So my partner and I have been together a year. We both have kids, we don't live together. I knew that he had ADHD from early on... I'm mentioning this for info, not sure if it has any relevance, and I don't want to be offensive to anyone reading, but I'm wondering if autism also.
I find him overwhelming. He has said before he's obsessed with me, I told him that made me uncomfortable as it's not healthy to feel like that. He agrees with everything I do and say, seems to have no opinion. Always talking, texting, wanting very in depth conversations about our relationship, which I'm not always in the mood for after a long day at work and my 2 children to see to. Hyper fixated on me like I'm perfect. I'll tell him I like my alone time and need to chill tonight and I might be on the quiet side for the evening, at which point he'll go completely silent for 24-36 hours. There's no in the middle.

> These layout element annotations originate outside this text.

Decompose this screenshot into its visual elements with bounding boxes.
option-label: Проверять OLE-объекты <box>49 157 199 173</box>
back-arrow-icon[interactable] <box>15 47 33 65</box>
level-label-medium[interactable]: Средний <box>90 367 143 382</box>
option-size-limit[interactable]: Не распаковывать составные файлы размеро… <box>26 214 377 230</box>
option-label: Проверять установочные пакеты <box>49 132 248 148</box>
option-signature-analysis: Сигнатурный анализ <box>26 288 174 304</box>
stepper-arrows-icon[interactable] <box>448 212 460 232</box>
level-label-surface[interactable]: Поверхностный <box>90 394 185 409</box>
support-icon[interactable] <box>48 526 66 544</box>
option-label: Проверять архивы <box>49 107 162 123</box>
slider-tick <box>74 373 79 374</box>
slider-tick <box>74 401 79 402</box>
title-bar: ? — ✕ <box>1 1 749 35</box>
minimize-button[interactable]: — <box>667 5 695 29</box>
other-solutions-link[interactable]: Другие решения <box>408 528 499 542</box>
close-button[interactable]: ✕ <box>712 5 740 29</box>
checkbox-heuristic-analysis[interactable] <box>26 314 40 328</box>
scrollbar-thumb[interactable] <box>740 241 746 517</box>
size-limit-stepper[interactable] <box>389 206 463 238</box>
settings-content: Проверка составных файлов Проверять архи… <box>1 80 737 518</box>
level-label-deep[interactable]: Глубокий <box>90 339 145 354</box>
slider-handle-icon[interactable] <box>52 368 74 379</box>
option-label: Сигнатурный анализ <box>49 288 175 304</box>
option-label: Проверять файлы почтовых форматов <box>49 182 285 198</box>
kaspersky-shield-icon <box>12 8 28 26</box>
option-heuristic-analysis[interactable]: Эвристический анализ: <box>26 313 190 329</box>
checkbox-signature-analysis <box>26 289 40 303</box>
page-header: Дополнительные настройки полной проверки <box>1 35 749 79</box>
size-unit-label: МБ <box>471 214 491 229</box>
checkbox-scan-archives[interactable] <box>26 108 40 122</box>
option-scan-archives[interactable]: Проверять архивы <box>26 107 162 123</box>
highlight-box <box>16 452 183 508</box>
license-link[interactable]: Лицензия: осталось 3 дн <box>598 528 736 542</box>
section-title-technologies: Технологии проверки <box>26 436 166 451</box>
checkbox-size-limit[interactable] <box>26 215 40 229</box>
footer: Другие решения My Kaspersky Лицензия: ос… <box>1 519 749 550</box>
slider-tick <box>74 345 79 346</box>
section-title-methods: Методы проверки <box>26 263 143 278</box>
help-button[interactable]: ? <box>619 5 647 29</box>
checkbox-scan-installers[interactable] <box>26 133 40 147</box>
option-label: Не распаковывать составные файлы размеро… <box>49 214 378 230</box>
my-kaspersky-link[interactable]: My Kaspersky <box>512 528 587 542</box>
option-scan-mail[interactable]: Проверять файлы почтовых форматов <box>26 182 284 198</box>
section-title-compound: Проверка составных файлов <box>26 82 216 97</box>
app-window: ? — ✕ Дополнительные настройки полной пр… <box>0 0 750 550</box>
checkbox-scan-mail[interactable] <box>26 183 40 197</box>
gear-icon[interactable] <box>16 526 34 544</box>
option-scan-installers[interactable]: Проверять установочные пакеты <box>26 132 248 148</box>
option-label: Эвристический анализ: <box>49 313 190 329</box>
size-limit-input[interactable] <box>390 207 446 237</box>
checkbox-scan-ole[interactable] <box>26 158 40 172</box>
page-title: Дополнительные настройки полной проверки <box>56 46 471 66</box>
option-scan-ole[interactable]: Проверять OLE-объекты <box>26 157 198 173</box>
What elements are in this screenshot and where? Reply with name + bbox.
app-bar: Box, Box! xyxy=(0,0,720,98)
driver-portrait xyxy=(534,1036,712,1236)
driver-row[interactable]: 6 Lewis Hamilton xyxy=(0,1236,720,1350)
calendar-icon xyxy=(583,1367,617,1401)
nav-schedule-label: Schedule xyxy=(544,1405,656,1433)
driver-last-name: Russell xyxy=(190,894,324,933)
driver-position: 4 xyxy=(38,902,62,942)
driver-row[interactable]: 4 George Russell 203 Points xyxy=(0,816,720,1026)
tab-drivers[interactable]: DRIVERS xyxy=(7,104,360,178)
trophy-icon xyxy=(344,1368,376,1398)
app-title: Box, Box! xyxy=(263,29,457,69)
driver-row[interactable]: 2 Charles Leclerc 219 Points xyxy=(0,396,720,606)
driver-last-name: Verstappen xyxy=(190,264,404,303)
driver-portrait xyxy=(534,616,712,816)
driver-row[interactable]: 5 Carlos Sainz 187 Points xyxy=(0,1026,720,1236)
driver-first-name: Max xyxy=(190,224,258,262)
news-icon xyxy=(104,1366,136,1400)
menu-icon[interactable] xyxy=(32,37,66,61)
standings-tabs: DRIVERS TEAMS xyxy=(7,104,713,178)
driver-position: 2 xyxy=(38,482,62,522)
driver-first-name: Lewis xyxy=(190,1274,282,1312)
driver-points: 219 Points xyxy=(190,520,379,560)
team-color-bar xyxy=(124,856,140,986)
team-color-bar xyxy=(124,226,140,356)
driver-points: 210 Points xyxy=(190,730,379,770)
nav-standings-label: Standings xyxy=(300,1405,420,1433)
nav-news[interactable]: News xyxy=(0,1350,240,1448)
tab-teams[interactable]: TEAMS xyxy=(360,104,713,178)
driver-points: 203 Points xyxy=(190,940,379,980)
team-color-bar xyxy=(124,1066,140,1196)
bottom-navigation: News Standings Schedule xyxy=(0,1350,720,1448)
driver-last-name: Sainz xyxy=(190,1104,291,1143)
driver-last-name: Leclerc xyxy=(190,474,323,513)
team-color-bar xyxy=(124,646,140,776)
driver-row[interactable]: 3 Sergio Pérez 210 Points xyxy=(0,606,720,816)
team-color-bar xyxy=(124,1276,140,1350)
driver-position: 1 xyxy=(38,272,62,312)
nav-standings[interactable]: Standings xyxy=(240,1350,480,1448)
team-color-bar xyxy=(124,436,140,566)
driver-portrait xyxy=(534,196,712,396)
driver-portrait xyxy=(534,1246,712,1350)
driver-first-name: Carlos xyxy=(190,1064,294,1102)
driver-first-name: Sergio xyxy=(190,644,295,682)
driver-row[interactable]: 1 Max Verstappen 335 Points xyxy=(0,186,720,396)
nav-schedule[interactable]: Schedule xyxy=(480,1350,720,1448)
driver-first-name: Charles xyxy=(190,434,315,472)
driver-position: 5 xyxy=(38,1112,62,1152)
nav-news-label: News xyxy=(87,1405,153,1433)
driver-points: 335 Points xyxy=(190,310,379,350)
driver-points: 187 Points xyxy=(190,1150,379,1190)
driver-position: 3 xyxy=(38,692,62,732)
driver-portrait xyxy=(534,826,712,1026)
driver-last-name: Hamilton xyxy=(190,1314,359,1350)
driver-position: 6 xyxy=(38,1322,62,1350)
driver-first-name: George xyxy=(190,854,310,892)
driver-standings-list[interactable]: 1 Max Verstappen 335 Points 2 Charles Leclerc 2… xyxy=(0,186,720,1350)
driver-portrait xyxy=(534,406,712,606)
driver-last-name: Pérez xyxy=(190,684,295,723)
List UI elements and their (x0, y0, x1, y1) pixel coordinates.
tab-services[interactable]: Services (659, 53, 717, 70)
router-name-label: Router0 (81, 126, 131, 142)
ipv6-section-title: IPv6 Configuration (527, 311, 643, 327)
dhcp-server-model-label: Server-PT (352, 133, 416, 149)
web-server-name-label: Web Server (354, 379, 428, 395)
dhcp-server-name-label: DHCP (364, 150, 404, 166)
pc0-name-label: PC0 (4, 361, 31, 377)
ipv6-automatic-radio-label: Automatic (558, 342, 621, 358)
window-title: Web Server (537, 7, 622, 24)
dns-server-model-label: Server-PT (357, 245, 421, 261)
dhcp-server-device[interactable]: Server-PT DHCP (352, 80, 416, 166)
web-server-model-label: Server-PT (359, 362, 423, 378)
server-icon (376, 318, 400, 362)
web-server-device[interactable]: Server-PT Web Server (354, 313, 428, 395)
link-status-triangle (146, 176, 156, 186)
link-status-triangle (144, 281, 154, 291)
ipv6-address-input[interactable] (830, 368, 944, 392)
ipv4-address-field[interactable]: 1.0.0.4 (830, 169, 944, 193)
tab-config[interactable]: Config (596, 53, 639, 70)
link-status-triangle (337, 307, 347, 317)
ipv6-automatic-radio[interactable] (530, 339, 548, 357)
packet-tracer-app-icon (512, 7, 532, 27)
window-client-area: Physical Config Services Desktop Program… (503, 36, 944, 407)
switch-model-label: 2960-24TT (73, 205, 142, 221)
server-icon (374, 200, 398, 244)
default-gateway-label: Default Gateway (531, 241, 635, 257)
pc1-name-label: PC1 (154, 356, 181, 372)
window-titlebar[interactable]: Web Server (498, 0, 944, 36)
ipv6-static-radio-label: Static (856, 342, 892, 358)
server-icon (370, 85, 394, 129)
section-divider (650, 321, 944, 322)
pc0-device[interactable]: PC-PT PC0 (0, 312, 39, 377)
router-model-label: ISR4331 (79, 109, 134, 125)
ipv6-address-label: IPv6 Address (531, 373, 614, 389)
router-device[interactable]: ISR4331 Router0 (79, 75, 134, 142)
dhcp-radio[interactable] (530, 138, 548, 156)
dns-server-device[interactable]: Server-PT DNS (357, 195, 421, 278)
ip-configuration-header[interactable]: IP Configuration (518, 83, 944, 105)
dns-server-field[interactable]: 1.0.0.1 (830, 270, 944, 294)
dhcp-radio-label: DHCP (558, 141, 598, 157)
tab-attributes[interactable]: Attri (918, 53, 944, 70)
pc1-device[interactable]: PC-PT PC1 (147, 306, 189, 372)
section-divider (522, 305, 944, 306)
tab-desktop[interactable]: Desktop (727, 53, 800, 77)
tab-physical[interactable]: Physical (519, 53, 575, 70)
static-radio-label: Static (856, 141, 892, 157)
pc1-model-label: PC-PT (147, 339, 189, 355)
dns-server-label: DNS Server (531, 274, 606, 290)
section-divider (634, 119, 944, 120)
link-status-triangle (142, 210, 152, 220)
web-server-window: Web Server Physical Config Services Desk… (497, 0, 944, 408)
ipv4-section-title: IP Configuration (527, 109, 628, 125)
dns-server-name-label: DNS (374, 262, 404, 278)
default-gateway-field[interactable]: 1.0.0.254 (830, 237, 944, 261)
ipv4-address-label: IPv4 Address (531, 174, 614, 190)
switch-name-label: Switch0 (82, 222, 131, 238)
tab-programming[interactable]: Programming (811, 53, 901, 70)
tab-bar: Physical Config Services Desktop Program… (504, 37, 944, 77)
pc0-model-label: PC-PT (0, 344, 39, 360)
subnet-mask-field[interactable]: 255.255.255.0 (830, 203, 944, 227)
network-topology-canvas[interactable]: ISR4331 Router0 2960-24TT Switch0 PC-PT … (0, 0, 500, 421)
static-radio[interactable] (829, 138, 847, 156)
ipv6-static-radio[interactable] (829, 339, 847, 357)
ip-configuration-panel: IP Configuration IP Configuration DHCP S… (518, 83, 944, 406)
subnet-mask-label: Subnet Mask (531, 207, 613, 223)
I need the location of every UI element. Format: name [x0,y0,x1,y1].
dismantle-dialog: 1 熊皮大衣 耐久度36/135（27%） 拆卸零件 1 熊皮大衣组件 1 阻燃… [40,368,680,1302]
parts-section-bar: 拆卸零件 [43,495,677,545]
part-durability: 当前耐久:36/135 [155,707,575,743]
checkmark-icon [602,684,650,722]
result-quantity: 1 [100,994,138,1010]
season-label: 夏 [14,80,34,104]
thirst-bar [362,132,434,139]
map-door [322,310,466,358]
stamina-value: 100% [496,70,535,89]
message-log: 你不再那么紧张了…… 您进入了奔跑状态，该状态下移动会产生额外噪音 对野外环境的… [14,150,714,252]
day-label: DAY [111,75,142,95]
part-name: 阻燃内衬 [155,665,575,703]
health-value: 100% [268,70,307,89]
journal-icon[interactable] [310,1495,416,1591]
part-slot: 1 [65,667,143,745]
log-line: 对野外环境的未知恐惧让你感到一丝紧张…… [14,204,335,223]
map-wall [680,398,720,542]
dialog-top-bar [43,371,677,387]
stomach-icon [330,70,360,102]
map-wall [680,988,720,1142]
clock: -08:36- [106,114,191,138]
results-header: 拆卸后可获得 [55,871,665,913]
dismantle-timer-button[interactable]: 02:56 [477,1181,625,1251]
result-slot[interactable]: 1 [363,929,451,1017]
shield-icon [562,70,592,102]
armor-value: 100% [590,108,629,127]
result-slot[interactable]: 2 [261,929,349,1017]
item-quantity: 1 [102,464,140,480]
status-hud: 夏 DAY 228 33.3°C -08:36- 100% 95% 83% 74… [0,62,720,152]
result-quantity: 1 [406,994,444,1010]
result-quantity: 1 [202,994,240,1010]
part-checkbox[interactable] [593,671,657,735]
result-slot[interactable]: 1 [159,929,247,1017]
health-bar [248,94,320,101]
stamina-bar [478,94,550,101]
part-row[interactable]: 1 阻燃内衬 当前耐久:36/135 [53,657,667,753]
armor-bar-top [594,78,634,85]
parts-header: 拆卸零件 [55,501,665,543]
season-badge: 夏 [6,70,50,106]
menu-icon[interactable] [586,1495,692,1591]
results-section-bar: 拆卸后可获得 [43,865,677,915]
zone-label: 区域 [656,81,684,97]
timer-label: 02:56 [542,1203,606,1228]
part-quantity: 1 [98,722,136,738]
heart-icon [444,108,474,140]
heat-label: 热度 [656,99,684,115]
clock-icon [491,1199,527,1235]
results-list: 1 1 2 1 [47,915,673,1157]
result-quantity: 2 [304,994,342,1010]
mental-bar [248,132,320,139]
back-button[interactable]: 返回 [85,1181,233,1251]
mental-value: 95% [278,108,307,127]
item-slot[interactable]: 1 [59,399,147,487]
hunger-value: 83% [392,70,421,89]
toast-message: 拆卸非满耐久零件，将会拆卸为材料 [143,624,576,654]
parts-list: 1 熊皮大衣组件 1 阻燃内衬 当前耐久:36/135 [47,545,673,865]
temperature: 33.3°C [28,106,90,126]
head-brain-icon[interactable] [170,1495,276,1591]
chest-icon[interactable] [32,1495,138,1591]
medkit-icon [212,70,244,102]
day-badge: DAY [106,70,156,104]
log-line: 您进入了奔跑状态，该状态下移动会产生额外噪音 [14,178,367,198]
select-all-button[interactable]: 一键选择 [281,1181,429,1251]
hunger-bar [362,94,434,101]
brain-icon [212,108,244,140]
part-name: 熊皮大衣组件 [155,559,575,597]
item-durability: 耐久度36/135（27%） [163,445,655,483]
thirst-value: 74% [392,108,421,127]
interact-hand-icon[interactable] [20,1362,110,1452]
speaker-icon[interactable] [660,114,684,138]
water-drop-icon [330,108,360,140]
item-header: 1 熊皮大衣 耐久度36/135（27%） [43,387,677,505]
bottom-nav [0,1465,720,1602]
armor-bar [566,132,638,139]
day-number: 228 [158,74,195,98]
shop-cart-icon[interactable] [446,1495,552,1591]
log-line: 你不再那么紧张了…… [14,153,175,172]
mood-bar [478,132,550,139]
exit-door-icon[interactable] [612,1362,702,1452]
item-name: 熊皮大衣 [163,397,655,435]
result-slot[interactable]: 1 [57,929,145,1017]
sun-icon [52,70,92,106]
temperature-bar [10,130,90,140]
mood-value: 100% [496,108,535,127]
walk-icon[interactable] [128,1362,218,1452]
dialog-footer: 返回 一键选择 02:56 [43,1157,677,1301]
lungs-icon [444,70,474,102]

Then, he needs to settle that in his mind... Why I need alone time or quiet time. He always wants to understand how I'm feeling, point out how worried he is about me if I need a quiet night, when I don't think I'm being unreasonable. I can't give him everything, every second he needs attention.
Once I snapped at him one morning. It happens between couples, right? All I said, not shouting, when he was talking and talking at me, was 'can I just drink my coffee and have 5 bloody minutes peace?!'. He went totally quiet, and was quiet for 2 hours. We had to have another chat about how, one again, he was worried about me, how hard it was for him to see me like that as if there is something dreadfully wrong with me.
It's exhausting, like multiple times a week. He stresses that he needs to understand me and the situation again and again, to know what's going on in my mind. Which I in turn find intrusive at points and he doesn't give up wanting to know about how I feel, constantly.
Another thing, if I go out with a friend for a drink, he likes me to check in. When I didn't once about 6m into our relationship, I finally got to his messages about 10pm. He was frantic, he told me he almost reached out to my other friends to try to get hold of me, he even considered calling police. I told him that was unreasonable, that I'm a grown women and he isn't my dad.
I don't know what to do. I tried to talk to him about it more than once, his face just goes blank and he says he doesn't understand. I'm suffocated but I do love him.
Sorry for the essay. Thought, opinions and advise welcome.